Me dijo que se llamaba Nicolás Dorta, pero la sorpresa aumentó cuando matizó: Nicolás Dorta Martín. Y traté de averiguar su origen, pero no hubo demasiada explicación. Solo sonreía con una expresión casi familiar, cercana, y dio a entender que los dos apellidos provenían de otros sitios; ni rastro de vínculos, de algún hecho del pasado que pudiera emparentarnos. Pero compartíamos una cicatriz en el dedo y otra en la rodilla. Se había caído cerca de aquí, entre los charcos, atrapando cangrejos. Había llorado todo el tiempo hasta que le cosieron la herida. Luego tuvo gripe, y también lloró “porque el verano se acababa y no podía caminar”, contaba.

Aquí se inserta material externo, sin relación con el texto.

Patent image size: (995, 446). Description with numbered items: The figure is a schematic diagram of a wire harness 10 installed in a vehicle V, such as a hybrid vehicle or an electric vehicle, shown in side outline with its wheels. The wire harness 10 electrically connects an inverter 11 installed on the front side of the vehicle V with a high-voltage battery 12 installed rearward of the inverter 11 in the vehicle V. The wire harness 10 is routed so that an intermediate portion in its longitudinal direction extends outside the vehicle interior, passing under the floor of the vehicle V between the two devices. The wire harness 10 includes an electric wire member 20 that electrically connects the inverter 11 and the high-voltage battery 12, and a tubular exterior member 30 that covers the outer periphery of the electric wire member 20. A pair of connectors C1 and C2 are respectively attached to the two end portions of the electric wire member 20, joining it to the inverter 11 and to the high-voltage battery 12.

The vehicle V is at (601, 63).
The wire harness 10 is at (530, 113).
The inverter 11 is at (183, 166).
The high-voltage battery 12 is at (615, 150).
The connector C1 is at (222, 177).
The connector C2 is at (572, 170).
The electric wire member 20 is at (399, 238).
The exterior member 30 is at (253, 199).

Mientras, su mujer salía del agua, agarrada a la cuerda que ayudaba a subir hasta el muelle. Se acercó hasta los dos con una amabilidad lejana, y nos referimos a la extraordinaria coincidencia en la que insistí, interesado por alguna respuesta. Pero ella quería cambiar siempre de tema y evitaba con destreza la situación, hasta que desapareció, como si se marchara en todas las direcciones, entre la gente, con la toalla sobre los hombros.

Nicolás Dorta, antes de seguir su rastro me dijo: “en la mesa de noche, dentro de una pequeña caja de madera tienes un collar que guardas como un amuleto. Cuando te sientes inseguro te lo cuelgas al cuello durante algunos días. También a veces crees que eres culpable de tus propias ficciones y todavía más de algunas realidades”. Y se fue.

He vuelto al mismo sitio con la idea de volver a verle. Y solo he encontrado el mar, el banco que deja la franja de sombra a mitad del día y esos hombres que hablan de sus cosas. Nada más.